ArXiv

Consistency Regularised Gradient Flows for Inverse Problems

Authors
Alessio Spagnoletti, Tim Y. J. Wang, Marcelo Pereyra...
Categories
stat.ML, cs.CV, cs.LG
arXiv
https://arxiv.org/abs/2605.07907v1
PDF
https://arxiv.org/pdf/2605.07907v1

Brief

The paper tackles inverse imaging with Vision–Language Latent Diffusion Models by introducing a unified Euclidean–Wasserstein-2 gradient-flow that jointly samples the posterior and optimizes prompts in latent space.

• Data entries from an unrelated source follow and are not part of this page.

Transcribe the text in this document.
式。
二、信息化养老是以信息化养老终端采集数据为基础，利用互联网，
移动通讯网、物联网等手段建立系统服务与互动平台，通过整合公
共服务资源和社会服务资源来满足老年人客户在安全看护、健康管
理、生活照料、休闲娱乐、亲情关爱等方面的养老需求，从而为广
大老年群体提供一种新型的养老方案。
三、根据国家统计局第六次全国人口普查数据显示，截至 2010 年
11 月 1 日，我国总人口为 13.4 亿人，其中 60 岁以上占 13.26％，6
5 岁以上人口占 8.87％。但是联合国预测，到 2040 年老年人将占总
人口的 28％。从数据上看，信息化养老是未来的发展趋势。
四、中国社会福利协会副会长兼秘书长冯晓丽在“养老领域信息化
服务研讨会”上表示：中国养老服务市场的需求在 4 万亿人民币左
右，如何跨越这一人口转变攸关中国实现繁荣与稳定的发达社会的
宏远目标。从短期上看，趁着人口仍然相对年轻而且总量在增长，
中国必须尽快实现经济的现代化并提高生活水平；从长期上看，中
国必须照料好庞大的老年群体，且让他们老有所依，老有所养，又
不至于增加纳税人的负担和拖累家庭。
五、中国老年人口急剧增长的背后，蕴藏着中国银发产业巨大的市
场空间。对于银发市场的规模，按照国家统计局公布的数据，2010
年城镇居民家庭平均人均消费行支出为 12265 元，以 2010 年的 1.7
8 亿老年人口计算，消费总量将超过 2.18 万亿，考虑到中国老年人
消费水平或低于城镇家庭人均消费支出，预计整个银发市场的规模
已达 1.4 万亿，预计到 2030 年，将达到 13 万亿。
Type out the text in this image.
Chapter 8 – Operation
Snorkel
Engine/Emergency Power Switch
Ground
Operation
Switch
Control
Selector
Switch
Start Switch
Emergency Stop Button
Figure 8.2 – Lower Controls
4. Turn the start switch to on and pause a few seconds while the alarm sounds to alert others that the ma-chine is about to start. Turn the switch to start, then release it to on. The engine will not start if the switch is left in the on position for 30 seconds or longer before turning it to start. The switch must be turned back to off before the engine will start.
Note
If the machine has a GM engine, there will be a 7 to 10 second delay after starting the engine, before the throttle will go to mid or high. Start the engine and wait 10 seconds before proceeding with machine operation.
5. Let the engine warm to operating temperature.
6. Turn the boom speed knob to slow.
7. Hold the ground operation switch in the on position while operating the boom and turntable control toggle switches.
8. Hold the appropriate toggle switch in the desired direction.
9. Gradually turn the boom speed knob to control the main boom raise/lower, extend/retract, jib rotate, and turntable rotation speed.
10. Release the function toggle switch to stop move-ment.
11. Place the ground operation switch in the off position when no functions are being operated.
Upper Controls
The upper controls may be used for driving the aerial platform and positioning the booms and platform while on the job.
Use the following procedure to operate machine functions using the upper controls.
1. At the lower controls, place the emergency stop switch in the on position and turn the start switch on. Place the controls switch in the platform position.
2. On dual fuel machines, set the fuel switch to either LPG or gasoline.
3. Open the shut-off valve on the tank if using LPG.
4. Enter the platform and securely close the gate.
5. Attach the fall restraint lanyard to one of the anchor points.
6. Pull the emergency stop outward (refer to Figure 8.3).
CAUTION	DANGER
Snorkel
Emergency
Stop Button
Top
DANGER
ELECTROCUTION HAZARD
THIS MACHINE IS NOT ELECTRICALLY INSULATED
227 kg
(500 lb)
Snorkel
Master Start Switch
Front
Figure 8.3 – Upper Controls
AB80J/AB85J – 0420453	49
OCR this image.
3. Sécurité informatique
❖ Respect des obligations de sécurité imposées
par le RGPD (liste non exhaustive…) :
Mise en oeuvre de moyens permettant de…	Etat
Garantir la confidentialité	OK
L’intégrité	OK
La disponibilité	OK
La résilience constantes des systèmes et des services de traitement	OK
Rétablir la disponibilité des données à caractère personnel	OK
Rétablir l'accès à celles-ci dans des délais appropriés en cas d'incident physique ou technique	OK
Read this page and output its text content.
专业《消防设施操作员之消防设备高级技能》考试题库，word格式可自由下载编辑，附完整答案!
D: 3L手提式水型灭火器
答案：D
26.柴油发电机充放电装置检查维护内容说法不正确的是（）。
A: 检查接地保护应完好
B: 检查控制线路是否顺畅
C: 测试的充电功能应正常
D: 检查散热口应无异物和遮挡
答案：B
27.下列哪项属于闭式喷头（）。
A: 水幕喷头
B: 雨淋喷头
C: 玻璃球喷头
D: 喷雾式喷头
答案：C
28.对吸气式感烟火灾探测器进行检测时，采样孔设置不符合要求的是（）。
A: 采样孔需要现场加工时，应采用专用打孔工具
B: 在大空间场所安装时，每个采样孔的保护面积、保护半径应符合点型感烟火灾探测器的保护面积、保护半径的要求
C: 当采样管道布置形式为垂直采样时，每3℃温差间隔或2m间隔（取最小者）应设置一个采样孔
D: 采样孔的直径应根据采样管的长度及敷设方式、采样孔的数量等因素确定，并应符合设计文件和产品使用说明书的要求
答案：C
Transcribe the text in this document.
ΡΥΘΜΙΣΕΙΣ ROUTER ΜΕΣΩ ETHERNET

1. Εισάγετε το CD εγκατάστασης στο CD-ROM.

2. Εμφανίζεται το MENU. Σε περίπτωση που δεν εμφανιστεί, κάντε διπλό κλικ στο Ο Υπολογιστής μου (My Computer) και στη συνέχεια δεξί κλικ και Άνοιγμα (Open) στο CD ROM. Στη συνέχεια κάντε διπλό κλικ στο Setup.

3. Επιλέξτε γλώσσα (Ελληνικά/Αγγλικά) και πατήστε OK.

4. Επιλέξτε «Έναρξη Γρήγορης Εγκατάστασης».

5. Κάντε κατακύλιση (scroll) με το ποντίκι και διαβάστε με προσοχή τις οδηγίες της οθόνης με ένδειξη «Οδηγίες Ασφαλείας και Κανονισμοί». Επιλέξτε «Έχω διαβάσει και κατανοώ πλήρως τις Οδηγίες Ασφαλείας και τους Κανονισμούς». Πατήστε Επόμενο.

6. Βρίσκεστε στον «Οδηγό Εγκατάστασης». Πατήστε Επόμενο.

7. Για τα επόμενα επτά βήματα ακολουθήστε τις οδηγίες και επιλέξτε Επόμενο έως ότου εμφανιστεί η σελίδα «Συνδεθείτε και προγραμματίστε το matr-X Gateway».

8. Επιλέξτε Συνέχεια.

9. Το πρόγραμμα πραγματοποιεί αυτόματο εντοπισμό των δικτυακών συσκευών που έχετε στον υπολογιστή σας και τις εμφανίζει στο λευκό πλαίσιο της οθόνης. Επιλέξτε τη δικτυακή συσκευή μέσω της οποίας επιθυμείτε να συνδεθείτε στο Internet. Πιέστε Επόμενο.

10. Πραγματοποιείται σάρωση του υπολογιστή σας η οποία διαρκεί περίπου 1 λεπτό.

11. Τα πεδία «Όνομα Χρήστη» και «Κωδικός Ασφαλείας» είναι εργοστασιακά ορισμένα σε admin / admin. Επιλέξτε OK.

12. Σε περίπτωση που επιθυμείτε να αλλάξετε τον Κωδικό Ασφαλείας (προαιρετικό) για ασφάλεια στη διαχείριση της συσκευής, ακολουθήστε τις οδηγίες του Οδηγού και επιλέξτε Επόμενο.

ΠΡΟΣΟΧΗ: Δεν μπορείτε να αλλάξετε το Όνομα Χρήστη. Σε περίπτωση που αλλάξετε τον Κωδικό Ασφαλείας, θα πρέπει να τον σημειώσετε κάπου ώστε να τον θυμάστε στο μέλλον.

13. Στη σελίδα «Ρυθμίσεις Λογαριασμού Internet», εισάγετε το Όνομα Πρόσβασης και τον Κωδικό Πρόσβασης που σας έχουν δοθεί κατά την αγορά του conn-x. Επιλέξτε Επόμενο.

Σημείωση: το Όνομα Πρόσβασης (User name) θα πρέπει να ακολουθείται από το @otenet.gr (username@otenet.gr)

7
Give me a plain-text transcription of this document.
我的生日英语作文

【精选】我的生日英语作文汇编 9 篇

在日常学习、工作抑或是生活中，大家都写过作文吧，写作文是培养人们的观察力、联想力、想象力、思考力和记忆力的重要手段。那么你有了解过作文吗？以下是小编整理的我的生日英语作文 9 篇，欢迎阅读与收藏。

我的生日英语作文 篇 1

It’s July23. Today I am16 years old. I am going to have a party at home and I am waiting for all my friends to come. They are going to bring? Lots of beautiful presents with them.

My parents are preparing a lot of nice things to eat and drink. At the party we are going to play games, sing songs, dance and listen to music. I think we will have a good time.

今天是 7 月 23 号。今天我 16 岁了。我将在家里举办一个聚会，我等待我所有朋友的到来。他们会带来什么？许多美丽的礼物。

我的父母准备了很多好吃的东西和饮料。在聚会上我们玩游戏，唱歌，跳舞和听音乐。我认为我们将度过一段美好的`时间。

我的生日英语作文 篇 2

By pairing this flow with few-step latent text-to-image models, the method achieves low-NFE inference and avoids backprop through autoencoders, yielding state-of-the-art results on canonical inverse problems with much lower compute; summary based on the abstract only.

Why it matters

Proposes a Euclidean–Wasserstein-2 gradient-flow framework that jointly performs posterior sampling and prompt optimization in the latent space, aligning the generative prior and posterior with observed data.

Key details

  • Combines the single flow with few-step latent text-to-image models to enable low-NFE inference without backpropagation through autoencoders, addressing the high-NFE and heavy backprop costs of prior LDM-based solvers (e.g., Rombach et al., 2022).
  • Authors Alessio Spagnoletti, Tim Y. J. Wang, Marcelo Pereyra, and O. Deniz Akyildiz (arXiv:2605.07907v1, 2026-05-08) report state-of-the-art reconstructions on several canonical imaging inverse problems with significantly reduced computational cost.
Source evidence

Abstract

Vision-Language Latent Diffusion Models (LDMs) (Rombach et al., 2022) provide powerful generative priors for inverse problems. However, existing LDM-based inverse solvers typically require a large number of neural function evaluations (NFEs) and backpropagation through large pretrained components, leading to substantial computational costs and, in some cases, degraded reconstruction quality. We propose a unified Euclidean-Wasserstein-2 gradient-flow framework that jointly performs posterior sampling and prompt optimization in the latent space through a single flow that aligns the prior and posterior with the observed data. Combined with few-step latent text-to-image models, this formulation enables low-NFE inference without backpropagation through autoencoders. Experiments across several canonical imaging inverse problems show that our method achieves state-of-the-art performance with significantly reduced computational cost.